Swiss pension funds should expect to encounter phases of high volatility in equity markets, Manfred Hüsler, the director of the federal pensions regulator Oberaufsichtskommission (OAK BV), told IPE.

“With their long-term obligations, pension funds must be able, however, to cope with sometimes very high volatility in stock markets,” he said.

Adjusting or changing long-term investment strategies is rather unusual – for pension funds – as a consequence of a short-term event, Hüsler said, adding that long-term investment strategies usually take potential crisis scenarios into account.

OAK BV has published an update on the financial situation of Swiss pension funds for the first half of 2020 by analysing the data of 1,342 funds with total assets worth CHF762bn (€701bn).

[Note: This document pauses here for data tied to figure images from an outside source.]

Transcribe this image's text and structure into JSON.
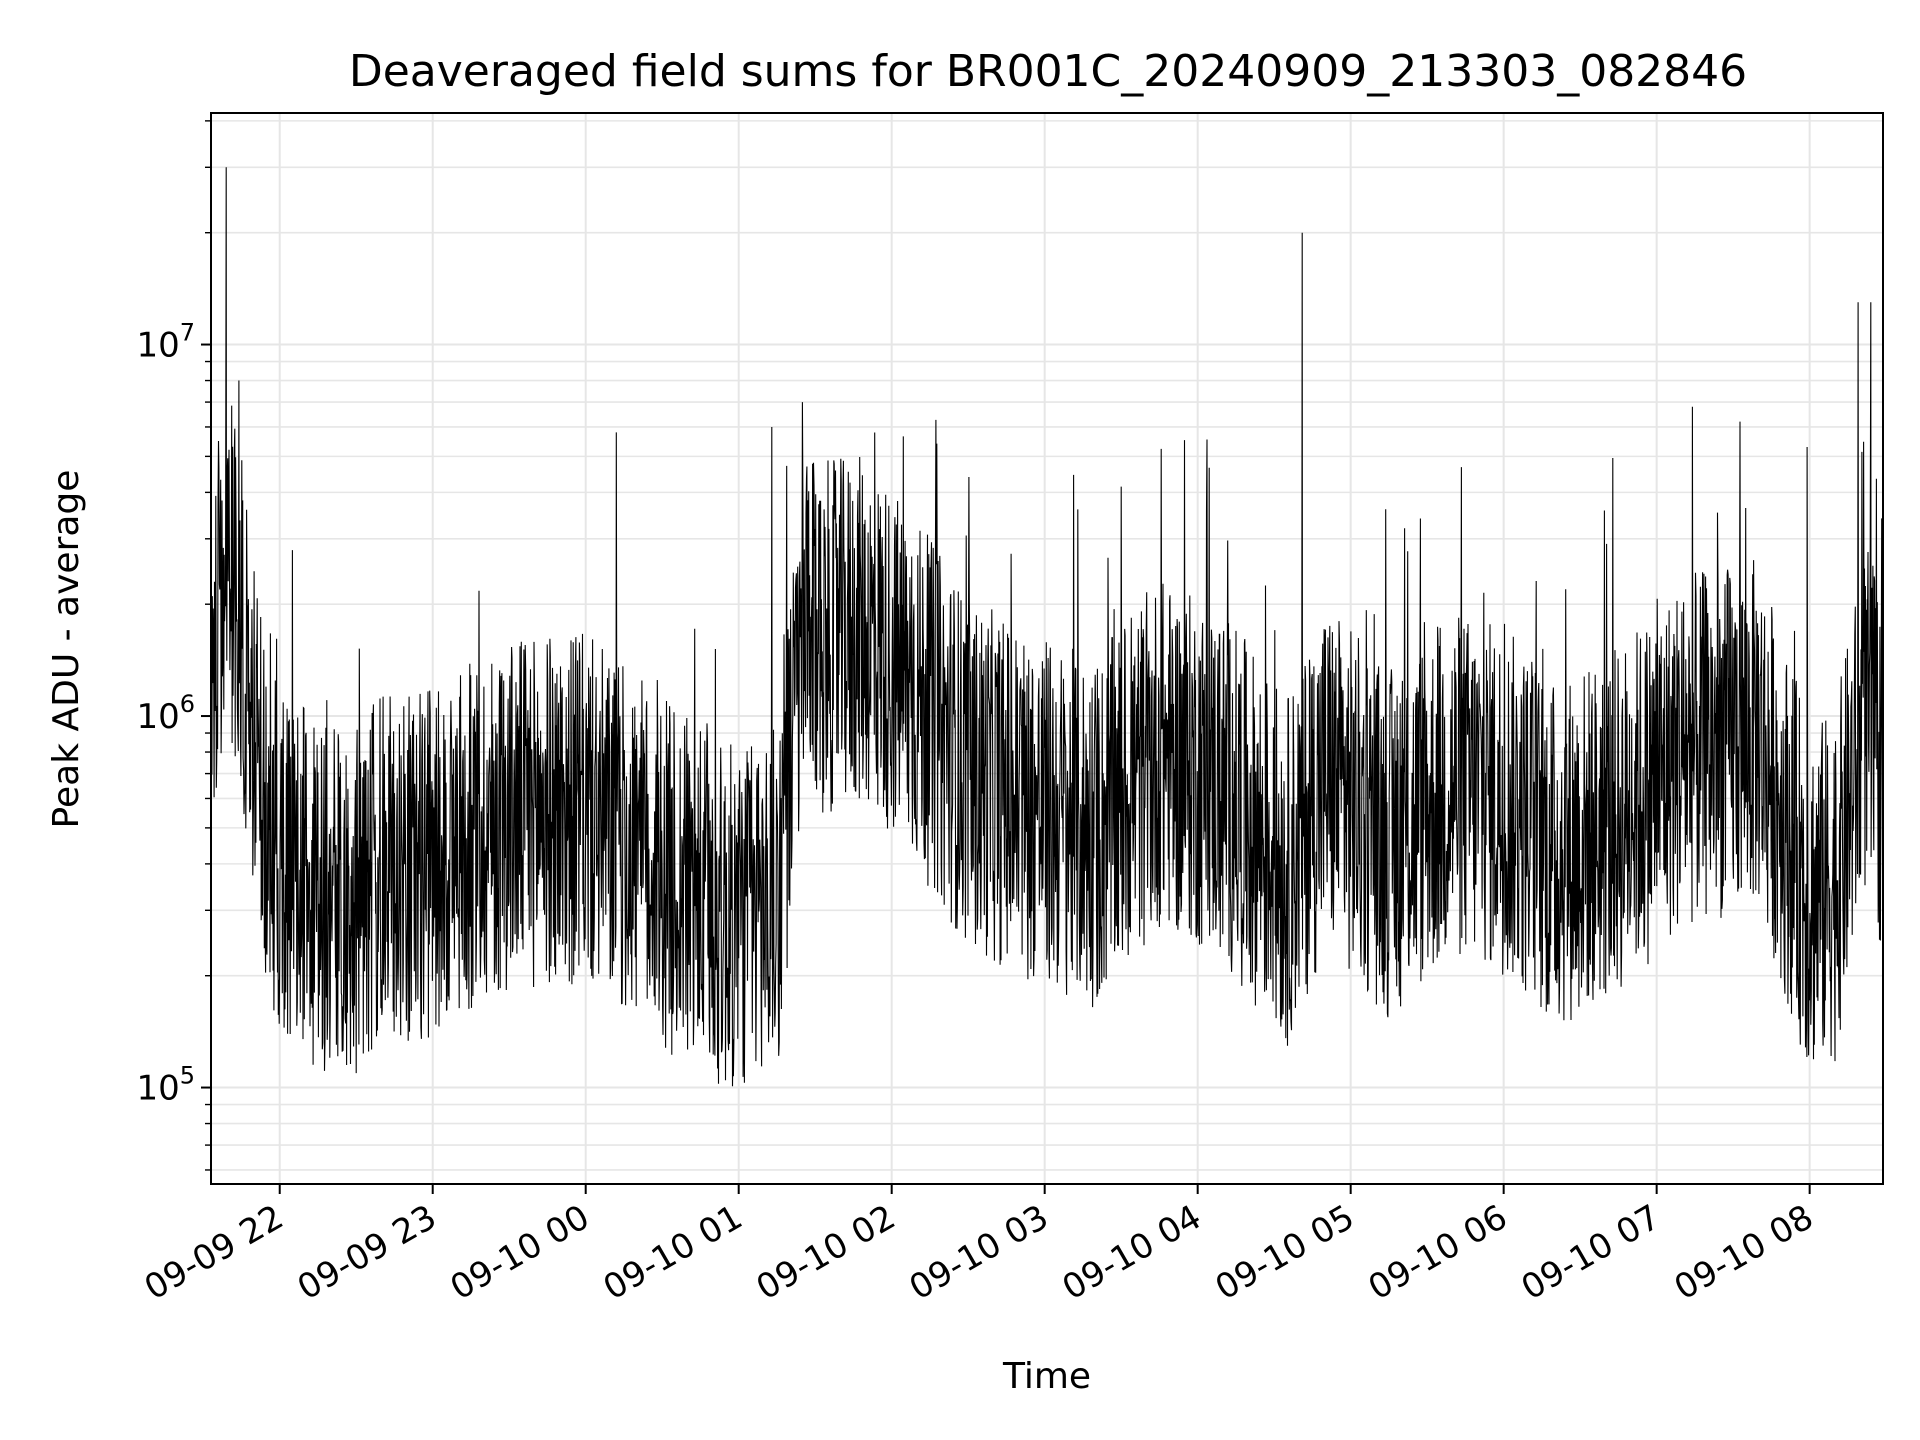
{
  "chart_data": {
    "type": "line",
    "title": "Deaveraged field sums for BR001C_20240909_213303_082846",
    "xlabel": "Time",
    "ylabel": "Peak ADU - average",
    "yscale": "log",
    "xlim": [
      "2024-09-09 21:33:03",
      "2024-09-10 08:28:46"
    ],
    "ylim": [
      55000,
      42000000
    ],
    "grid": true,
    "line_color": "#000000",
    "grid_color": "#e6e6e6",
    "x_ticks": [
      {
        "t": "2024-09-09 22:00",
        "label": "09-09 22"
      },
      {
        "t": "2024-09-09 23:00",
        "label": "09-09 23"
      },
      {
        "t": "2024-09-10 00:00",
        "label": "09-10 00"
      },
      {
        "t": "2024-09-10 01:00",
        "label": "09-10 01"
      },
      {
        "t": "2024-09-10 02:00",
        "label": "09-10 02"
      },
      {
        "t": "2024-09-10 03:00",
        "label": "09-10 03"
      },
      {
        "t": "2024-09-10 04:00",
        "label": "09-10 04"
      },
      {
        "t": "2024-09-10 05:00",
        "label": "09-10 05"
      },
      {
        "t": "2024-09-10 06:00",
        "label": "09-10 06"
      },
      {
        "t": "2024-09-10 07:00",
        "label": "09-10 07"
      },
      {
        "t": "2024-09-10 08:00",
        "label": "09-10 08"
      }
    ],
    "y_ticks": [
      {
        "value": 100000,
        "base": "10",
        "exp": "5"
      },
      {
        "value": 1000000,
        "base": "10",
        "exp": "6"
      },
      {
        "value": 10000000,
        "base": "10",
        "exp": "7"
      }
    ],
    "series": [
      {
        "trend": [
          [
            "2024-09-09 21:33",
            1000000
          ],
          [
            "2024-09-09 21:40",
            2800000
          ],
          [
            "2024-09-09 21:46",
            1500000
          ],
          [
            "2024-09-09 21:55",
            450000
          ],
          [
            "2024-09-09 22:10",
            350000
          ],
          [
            "2024-09-09 22:25",
            300000
          ],
          [
            "2024-09-09 22:40",
            380000
          ],
          [
            "2024-09-09 23:00",
            400000
          ],
          [
            "2024-09-09 23:30",
            550000
          ],
          [
            "2024-09-10 00:00",
            560000
          ],
          [
            "2024-09-10 00:30",
            380000
          ],
          [
            "2024-09-10 00:55",
            280000
          ],
          [
            "2024-09-10 01:15",
            320000
          ],
          [
            "2024-09-10 01:25",
            1600000
          ],
          [
            "2024-09-10 01:50",
            1700000
          ],
          [
            "2024-09-10 02:10",
            1150000
          ],
          [
            "2024-09-10 02:30",
            700000
          ],
          [
            "2024-09-10 03:00",
            550000
          ],
          [
            "2024-09-10 03:20",
            480000
          ],
          [
            "2024-09-10 03:45",
            800000
          ],
          [
            "2024-09-10 04:10",
            650000
          ],
          [
            "2024-09-10 04:35",
            380000
          ],
          [
            "2024-09-10 04:50",
            700000
          ],
          [
            "2024-09-10 05:15",
            450000
          ],
          [
            "2024-09-10 05:40",
            650000
          ],
          [
            "2024-09-10 06:00",
            600000
          ],
          [
            "2024-09-10 06:20",
            420000
          ],
          [
            "2024-09-10 06:45",
            520000
          ],
          [
            "2024-09-10 07:10",
            800000
          ],
          [
            "2024-09-10 07:40",
            900000
          ],
          [
            "2024-09-10 08:00",
            320000
          ],
          [
            "2024-09-10 08:10",
            350000
          ],
          [
            "2024-09-10 08:22",
            1000000
          ],
          [
            "2024-09-10 08:28",
            700000
          ]
        ],
        "spikes": [
          [
            "2024-09-09 21:39",
            30000000
          ],
          [
            "2024-09-09 21:44",
            8000000
          ],
          [
            "2024-09-09 21:36",
            5500000
          ],
          [
            "2024-09-10 00:12",
            5800000
          ],
          [
            "2024-09-10 01:13",
            6000000
          ],
          [
            "2024-09-10 01:25",
            7000000
          ],
          [
            "2024-09-10 03:13",
            3600000
          ],
          [
            "2024-09-10 04:41",
            20000000
          ],
          [
            "2024-09-10 07:14",
            6800000
          ],
          [
            "2024-09-10 07:59",
            5300000
          ],
          [
            "2024-09-10 08:19",
            13000000
          ],
          [
            "2024-09-10 08:24",
            13000000
          ]
        ]
      }
    ]
  }
}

Funding ratios for Swiss pension funds improved at the end of June to 107.9% from 105.4% in April. Strong market corrections triggered by the coronavirus crisis from mid-February had set off a slight decrease in the funding ratios.

The funding ratio of Swiss Pensionskassen bounced back to 103% in April after declining to 99.8% for a short time at the end of March, according to a Complementa report.

The positive performance, particularly of equity markets, led to an uptick, but still remains below 111.6% as recorded at the end of 2019, Hüsler said.

He added: “In the long term, the risks of persistently low interest rate remain, in the short to medium term there is a risk of increased volatility on the stock markets, and the coronavirus crisis can increasingly lead to arrears in contribution payments and also to bankruptcies of affiliated employers.”

OAK warned that pension funds are under stress caused particularly by a low interest rate environment coupled with the “unrealistically high” minimum conversion rate in the second pillar.

The share of underfunded pension funds was 10.2%, or 101 schemes at the end of June, meaning that 10.2% of these schemes’ obligations are not fully covered. This numebr was down from 25.4% in April, but higher than 1.1% at the end of 2019.

The supervisory body said that underfunding would likely rise by the end of this year as losses are expected for the main asset classes.

“The financial situation of pension funds was very good at the end of 2019, only a small number was underfunded – this value is expected to increase,” Hüsler said.

In the medium term, schemes will be able to mitigate at least the negative effects of the COVID-19 crisis due to the positive funding ratio they had before the pandemic started, OAK said.